I take brown-bagging seriously, and so should you. Because, yes, you can buy a lot of convenient options that take the work part out of it for you, but that decision may be undermining your student’s educational prowess.
Assuming you’ve sent your child out of the house with a healthy breakfast to jump start their school day, a healthy packed lunch should be a quality source of energy to get them through the rest of the afternoon. It may seem a tall order, but that lunch should enable them to sustain their attention span, maintain consistent, composed behavior and enhance their ability to learn. In the processed food world, there are a lot of elements that can undermine that goal.
Foods high in sugar – which can masquerade as many names – affect your kid’s blood sugar level, making it difficult for them to concentrate or cause hyperactivity or even sleepiness. A teacher’s time is ill-spent if he or she has to peel sugared-up kids off the wall all afternoon.

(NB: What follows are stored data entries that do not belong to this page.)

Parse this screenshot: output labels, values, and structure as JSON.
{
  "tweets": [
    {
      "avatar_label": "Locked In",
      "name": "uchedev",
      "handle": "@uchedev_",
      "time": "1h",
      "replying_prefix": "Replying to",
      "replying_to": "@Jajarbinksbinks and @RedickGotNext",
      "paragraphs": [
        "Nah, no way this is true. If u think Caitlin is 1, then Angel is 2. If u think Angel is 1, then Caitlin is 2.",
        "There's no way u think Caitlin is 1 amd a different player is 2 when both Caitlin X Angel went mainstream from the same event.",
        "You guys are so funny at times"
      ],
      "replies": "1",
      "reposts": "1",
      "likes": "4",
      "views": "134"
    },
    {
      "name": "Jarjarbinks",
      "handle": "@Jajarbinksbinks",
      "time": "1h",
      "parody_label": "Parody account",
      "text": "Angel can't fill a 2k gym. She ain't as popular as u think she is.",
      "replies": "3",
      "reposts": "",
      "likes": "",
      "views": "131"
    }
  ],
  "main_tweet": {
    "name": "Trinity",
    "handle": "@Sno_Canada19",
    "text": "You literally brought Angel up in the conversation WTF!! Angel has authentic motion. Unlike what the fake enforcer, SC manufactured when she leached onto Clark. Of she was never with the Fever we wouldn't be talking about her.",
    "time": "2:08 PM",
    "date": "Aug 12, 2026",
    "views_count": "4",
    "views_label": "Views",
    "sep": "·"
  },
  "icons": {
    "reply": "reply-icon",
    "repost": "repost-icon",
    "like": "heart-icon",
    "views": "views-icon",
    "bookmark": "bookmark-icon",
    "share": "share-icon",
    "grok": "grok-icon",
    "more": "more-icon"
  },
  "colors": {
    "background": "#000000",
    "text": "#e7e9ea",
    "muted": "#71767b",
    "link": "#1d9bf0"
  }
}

Preservatives and food colorings can cause behaviors similar to ADHD in many children, and low-quality, nutrient-diminished foods simply mean your child cannot possibly get the nutrients he or she needs to develop and thrive. Deconstruct for yourself the ingredient list on those popular yellow cardboard box lunches or clever little tubes of yogurt and think, “Would I buy these individual ingredients off the shelf because I thought they were a healthy choice for my kid?" You would not. So take back control of your child’s lunch. It’s not as hard as you think.
Here are the building blocks. A healthy lunch should contain a balance of macronutrients – the major sources of calories in our diet. Note to yourself – these need to be real foods, not some food manufacturer’s idea of what is high-protein, low-fat, low-sugar, high-fiber, enriched or enhanced.
In almost every case, the nutrients in the food-like product in a carton, container or tube have been fractured and put back together with additives that reduce their nourishment value. Real foods don’t suffer that fate, so, as much as possible, stick with the cleanest energy source for your learner.
First – a quality source of animal or plant protein supplies the body with nutrients it cannot produce itself that support growth, cell and tissue repair and brain function.
Second – a complex carbohydrate – the body’s main source of fuel – delivers slow-burning energy that simple carbs do not. This is vital to stabilizing blood sugar, supporting the central nervous system and promoting healthy digestion.
Third – the right kind and amount of fats are essential for growth, development and the absorption of nutrients from other foods as well as being a highly concentrated energy source.
So how do you create this miraculous mix in a lunchbox? Join me in two weeks as you’re in the throes of school supply shopping and getting your head around the idea of the day after Labor Day is really close, and I’ll share not only menu ideas but advice on how to take on brown-bagging with ease and confidence.
Right now just start reading the ingredient list on this yellow boxes and clever tubes.